In fact, the plant will produce a little extra water, which Toyota will use to wash cars.
The pure hydrogen produced in the plant alongside the electricity will then make its way to an on-site fueling station that looks a lot like a gas pump. The driver fills up by putting a nozzle into a tank, just like in a gasoline-powered vehicle. The nozzle releases hydrogen gas into the car, and the whole process takes about five minutes.
So Toyota pays FuelCell for electricity and hydrogen. FuelCell pays anaerobic digester operators for the raw biogas. The digester operators pay the farmers and the gas companies for the privilege of using their infrastructure.
The Port of Long Beach, by the way, is the hub where all hydrogen-powered Toyota cars are received when they reach the United States. So each car will, hypothetically, get its very first taste of U.S. soil by refueling with an energy source that started with a cow.

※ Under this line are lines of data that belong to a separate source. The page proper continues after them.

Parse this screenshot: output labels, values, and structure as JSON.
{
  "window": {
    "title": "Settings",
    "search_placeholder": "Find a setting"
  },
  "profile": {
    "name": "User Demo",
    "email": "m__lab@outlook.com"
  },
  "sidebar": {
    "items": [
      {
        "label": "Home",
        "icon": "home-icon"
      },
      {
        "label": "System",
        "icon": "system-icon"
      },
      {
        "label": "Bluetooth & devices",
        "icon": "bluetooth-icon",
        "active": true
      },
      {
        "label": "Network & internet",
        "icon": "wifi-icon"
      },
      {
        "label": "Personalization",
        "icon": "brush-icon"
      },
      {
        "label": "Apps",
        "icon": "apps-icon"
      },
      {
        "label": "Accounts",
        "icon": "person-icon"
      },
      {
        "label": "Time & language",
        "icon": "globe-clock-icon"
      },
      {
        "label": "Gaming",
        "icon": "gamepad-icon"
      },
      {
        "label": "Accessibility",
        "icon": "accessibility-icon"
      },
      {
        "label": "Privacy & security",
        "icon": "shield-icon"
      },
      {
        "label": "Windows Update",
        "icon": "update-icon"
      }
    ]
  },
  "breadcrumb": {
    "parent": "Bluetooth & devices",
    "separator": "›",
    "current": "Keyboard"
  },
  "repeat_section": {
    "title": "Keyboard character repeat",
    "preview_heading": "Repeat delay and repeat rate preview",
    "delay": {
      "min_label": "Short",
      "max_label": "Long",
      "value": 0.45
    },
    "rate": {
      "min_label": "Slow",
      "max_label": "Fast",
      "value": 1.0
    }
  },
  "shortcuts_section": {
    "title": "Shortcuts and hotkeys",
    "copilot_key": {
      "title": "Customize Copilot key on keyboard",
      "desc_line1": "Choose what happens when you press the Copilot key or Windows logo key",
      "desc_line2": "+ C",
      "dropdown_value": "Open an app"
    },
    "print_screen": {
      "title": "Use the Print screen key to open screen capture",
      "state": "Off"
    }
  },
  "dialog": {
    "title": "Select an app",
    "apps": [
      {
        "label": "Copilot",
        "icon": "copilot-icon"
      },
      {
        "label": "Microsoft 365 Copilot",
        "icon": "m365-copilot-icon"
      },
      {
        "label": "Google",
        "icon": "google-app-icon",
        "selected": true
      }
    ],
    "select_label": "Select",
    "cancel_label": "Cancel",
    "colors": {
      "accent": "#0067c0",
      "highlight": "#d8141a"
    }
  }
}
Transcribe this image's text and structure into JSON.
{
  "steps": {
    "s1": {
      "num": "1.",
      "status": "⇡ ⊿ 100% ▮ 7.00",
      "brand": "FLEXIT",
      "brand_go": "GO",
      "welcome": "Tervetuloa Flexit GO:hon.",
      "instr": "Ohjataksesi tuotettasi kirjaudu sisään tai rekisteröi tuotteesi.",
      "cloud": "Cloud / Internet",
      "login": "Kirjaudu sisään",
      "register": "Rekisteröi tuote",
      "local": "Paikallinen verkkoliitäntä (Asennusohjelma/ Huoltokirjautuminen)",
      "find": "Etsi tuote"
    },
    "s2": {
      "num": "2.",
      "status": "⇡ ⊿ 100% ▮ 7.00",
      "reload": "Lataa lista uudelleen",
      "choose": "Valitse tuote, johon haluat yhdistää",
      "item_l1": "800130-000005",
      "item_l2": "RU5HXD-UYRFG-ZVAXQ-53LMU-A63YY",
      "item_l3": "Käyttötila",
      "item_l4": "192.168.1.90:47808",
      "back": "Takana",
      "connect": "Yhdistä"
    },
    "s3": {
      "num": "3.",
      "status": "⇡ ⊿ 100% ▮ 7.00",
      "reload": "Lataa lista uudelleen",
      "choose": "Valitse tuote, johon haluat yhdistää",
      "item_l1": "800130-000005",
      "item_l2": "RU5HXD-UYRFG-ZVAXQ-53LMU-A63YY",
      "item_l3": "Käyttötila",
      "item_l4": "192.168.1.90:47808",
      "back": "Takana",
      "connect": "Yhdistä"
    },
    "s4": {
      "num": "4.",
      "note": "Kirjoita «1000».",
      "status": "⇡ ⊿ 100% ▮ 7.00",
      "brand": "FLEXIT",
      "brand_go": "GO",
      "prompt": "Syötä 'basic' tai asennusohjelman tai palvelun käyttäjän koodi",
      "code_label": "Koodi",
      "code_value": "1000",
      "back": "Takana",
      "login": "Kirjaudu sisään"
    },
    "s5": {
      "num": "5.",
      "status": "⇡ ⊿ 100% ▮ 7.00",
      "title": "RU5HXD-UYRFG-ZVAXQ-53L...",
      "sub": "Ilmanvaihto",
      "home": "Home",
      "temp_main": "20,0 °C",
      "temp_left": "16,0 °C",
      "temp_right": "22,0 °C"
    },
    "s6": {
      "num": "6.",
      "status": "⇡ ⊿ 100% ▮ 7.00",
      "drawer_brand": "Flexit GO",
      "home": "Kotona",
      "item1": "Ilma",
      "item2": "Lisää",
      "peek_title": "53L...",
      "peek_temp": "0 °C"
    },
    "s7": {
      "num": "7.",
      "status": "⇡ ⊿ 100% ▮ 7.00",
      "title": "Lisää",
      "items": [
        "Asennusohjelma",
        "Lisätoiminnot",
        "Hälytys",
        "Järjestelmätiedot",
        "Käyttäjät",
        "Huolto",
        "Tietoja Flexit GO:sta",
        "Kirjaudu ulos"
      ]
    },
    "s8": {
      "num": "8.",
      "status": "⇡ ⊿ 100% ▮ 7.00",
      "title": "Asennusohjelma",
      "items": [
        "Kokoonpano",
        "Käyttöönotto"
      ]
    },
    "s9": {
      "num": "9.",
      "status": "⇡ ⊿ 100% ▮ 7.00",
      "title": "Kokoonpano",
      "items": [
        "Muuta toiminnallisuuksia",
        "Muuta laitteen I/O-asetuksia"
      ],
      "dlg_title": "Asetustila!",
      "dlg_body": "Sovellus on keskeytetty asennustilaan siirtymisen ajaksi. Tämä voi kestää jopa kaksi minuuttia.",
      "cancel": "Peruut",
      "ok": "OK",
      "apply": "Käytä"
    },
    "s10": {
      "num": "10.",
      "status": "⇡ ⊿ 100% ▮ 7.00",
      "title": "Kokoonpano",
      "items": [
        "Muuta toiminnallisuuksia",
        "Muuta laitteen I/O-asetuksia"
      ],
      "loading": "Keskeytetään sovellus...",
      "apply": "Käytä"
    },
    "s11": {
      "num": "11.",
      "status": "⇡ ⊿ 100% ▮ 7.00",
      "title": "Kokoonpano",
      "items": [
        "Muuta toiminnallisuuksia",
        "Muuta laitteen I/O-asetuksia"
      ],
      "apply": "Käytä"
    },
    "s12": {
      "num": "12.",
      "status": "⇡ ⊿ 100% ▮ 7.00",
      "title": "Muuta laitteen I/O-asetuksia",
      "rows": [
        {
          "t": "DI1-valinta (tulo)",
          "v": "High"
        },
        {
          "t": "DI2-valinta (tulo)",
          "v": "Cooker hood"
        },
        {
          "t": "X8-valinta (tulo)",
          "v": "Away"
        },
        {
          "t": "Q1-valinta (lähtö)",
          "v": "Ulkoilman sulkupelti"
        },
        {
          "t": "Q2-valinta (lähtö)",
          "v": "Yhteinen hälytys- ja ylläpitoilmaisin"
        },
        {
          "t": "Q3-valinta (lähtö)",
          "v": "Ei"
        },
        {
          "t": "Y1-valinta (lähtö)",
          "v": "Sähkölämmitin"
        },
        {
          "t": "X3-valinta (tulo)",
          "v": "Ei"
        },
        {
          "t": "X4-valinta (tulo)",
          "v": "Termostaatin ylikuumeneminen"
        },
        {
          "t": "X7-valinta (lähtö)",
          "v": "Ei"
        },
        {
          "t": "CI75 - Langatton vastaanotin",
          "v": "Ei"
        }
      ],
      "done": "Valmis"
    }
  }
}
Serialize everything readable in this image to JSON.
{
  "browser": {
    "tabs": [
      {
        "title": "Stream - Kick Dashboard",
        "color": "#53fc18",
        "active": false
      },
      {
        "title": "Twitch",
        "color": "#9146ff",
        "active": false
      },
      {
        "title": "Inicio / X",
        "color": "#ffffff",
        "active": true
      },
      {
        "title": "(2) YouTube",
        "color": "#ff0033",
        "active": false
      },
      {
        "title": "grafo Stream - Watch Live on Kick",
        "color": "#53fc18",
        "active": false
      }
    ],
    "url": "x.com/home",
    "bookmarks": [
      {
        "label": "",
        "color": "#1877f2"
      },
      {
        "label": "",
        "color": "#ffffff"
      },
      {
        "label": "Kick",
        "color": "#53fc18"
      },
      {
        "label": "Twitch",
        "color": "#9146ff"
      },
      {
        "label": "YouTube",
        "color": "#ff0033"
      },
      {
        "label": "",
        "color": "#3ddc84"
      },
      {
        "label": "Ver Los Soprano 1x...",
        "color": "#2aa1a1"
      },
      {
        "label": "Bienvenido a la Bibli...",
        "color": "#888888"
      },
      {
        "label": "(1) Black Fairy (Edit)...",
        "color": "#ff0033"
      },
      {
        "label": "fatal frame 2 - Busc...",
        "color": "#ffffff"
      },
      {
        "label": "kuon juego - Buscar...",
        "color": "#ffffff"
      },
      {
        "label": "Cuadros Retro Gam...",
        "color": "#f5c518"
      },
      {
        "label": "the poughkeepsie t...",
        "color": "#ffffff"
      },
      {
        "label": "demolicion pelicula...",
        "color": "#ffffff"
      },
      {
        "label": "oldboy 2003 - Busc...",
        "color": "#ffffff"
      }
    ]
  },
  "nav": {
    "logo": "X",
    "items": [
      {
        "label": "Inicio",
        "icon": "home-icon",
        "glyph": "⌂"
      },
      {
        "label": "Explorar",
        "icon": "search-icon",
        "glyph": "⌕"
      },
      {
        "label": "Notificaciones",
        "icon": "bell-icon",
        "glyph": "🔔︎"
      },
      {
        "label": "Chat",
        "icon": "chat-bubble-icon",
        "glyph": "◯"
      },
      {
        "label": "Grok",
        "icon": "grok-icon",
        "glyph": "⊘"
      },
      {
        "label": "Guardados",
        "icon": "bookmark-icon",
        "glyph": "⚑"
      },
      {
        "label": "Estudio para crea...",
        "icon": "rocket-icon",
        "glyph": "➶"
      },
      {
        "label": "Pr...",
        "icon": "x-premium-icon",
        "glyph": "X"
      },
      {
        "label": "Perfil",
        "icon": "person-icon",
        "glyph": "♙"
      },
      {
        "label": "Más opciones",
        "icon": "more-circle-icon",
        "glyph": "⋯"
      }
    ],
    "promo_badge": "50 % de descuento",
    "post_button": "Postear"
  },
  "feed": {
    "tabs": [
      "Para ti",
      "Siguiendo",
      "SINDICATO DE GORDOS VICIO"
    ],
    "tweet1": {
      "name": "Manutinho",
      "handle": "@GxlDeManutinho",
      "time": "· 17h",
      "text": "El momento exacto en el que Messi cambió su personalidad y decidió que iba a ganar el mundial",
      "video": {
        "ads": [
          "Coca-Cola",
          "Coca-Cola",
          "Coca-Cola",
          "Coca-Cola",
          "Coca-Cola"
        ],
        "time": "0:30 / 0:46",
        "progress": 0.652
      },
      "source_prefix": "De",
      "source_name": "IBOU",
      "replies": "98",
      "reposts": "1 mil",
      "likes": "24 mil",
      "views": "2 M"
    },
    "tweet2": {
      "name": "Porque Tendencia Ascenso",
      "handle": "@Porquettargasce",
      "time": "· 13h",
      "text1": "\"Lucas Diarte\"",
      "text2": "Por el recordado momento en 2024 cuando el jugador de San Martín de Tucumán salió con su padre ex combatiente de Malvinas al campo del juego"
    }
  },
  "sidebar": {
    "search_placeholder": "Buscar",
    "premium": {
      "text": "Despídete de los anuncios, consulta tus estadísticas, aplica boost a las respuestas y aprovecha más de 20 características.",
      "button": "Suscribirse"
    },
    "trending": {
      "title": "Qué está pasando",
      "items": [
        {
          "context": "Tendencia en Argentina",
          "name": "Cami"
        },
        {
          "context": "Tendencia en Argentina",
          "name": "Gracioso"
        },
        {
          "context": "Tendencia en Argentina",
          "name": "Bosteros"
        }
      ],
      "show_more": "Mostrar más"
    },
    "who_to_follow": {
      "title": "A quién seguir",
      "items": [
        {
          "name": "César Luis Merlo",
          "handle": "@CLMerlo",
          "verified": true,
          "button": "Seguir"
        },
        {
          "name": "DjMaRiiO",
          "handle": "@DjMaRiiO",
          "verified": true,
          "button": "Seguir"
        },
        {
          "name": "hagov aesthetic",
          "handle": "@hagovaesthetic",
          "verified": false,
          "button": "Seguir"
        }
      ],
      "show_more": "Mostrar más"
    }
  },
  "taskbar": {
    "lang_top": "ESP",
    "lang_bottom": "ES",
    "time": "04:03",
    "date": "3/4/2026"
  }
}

There lots of dots that still need connecting to capture enough animal waste to meet California’s agricultural emissions goals and, further down the road, to develop a hydrogen society. But new technologies are coming online all the time: Samuelsen says there’s hydrogen fuel potential in wind power plants, which currently generate more energy than they can use at times. And the more hydrogen power stations are built, the more likely it is that people and companies will start investing in the cars that rely on them.
“In California today we have about 30 stations. We need to have 58 for the market to be viable and then eventually work up to 1500 stations, about 15 percent of the current gasoline stations,” Samuelsen says. When Toyota’s Long Beach station is completed in 2020, that’ll take the tally to 31.